Where Grace Flows in Haiti
WHY YOU SHOULD CARE
Because our longing for transcendence always remains.
In Haiti, the hottest season is festival season, and one of the most renowned of the fêtes takes place in a tiny town north of the capital, Port-au-Prince: The Feast of Our Lady of Mount Carmel. Haitians call it the “Fête de Saut d’Eau,” which translates literally to “Feast of Jumping Water.” The godly attractions are varied — Vodou ceremonies, Catholic Masses, the feeding of mendicants who hold out calabash bowls for alms — but the highlight of the pilgrimage is bathing in the steep waterfall nearby.
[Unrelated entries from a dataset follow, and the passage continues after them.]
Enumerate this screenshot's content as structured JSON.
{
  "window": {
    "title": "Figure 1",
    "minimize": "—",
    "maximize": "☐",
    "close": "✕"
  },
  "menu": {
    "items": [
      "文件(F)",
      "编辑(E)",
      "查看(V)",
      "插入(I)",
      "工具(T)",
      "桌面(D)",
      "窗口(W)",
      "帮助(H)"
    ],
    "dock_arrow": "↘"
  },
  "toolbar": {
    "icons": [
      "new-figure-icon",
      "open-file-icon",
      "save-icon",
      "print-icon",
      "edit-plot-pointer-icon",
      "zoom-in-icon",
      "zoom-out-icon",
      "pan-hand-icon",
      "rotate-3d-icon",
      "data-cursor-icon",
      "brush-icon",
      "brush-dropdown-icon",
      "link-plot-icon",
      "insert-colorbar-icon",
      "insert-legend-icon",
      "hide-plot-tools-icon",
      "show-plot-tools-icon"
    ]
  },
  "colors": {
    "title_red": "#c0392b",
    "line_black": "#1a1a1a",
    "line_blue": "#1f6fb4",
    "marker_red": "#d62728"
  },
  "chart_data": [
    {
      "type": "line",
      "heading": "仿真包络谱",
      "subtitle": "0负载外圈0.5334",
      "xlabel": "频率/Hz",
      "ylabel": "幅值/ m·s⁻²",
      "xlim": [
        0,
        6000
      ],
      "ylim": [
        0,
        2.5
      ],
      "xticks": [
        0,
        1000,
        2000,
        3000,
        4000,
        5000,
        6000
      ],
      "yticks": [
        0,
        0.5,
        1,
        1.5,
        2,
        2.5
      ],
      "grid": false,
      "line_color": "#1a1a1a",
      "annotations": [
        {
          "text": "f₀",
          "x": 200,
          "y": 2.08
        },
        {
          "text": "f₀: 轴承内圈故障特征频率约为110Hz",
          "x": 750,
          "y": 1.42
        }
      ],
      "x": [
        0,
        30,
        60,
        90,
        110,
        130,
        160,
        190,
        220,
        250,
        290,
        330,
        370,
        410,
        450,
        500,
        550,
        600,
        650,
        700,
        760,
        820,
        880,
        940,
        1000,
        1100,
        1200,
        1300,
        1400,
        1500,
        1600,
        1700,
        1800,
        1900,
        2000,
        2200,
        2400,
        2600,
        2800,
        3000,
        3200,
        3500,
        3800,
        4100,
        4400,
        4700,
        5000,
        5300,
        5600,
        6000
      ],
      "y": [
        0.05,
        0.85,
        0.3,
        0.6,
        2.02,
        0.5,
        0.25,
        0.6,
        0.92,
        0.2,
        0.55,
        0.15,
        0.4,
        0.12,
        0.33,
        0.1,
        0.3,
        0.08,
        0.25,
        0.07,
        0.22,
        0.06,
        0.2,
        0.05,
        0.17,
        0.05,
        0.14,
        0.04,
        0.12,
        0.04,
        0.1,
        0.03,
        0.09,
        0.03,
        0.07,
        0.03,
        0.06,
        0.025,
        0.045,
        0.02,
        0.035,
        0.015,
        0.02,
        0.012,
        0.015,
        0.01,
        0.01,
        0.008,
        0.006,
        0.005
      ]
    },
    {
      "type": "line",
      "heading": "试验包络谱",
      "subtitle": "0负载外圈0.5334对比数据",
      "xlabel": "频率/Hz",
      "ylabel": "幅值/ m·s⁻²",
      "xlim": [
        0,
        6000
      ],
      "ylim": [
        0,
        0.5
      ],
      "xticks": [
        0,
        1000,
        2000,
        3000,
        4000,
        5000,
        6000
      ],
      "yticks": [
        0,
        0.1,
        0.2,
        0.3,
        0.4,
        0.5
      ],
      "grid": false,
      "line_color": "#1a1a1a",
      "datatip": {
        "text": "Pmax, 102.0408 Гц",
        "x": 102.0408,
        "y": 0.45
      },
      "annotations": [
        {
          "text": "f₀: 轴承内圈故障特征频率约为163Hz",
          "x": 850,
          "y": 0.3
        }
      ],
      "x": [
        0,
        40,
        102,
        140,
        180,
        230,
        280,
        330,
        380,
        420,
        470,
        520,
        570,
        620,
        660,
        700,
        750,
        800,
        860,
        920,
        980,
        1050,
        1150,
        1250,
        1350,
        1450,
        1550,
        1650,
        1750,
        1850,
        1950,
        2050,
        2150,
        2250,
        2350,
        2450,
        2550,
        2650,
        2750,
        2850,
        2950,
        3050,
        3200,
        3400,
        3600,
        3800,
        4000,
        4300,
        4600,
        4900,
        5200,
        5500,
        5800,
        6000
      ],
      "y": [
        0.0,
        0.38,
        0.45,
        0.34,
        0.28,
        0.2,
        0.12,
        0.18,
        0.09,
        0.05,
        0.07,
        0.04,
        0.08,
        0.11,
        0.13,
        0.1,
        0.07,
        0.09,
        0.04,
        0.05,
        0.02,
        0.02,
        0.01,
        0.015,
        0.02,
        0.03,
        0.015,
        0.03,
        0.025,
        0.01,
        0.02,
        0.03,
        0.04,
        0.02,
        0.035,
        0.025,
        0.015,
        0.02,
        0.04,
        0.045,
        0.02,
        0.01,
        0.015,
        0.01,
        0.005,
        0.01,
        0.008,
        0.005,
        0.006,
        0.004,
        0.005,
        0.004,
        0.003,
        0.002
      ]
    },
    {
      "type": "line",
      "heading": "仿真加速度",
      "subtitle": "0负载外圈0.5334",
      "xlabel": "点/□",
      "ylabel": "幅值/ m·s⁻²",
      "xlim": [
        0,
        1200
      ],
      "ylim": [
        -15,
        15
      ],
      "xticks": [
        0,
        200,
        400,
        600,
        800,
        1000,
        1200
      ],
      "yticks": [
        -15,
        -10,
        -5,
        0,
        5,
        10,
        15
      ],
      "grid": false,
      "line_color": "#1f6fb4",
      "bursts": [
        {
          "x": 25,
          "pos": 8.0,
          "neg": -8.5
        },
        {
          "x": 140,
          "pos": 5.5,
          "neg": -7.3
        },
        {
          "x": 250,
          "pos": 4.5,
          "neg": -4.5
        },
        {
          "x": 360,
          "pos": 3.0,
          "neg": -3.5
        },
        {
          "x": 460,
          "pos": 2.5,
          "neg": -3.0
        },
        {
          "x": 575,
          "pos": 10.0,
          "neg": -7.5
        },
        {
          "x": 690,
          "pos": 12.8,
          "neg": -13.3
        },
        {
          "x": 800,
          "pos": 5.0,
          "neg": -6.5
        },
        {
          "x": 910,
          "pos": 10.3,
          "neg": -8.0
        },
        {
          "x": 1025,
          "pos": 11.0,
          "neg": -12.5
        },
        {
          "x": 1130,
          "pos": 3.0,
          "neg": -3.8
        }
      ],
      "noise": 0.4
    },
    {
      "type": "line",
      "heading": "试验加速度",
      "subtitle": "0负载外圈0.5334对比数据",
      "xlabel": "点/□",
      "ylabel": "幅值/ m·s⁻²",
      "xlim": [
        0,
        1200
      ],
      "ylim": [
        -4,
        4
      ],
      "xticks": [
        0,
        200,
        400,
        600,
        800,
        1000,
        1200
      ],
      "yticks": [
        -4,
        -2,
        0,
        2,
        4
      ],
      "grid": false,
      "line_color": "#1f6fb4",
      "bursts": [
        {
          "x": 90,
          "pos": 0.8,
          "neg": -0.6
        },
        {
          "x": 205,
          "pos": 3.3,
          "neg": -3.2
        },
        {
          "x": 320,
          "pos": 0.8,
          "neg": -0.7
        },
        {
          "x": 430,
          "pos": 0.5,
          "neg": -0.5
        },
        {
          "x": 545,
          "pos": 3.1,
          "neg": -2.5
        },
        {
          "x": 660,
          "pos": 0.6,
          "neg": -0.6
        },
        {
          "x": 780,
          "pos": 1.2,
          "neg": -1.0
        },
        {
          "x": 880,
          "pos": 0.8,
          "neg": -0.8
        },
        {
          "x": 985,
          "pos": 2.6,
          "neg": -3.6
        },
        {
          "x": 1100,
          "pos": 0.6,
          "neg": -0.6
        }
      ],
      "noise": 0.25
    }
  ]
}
Men and women of all ages strip down to their underwear and walk carefully on rocks, some of which are sharp on the soles and others of which are scarily slippery, and when they reach the cascades, they lather up with medicinal herbs and leaves.
I did not bathe when I visited the Fête de Saut d’Eau in 2008; I just watched. I came with a couple of photographer friends who were keen to shoot the textures of spray and splash on skin, the light filtered through trees and refracted through droplets, the forms of bodies yearning for heaven. Much has changed in Haiti since then, of course, but these photographs taken by Lexey Swall at the Fête, captured five months after the country’s devastating 2010 earthquake, remind me that our longing for transcendence will always remain.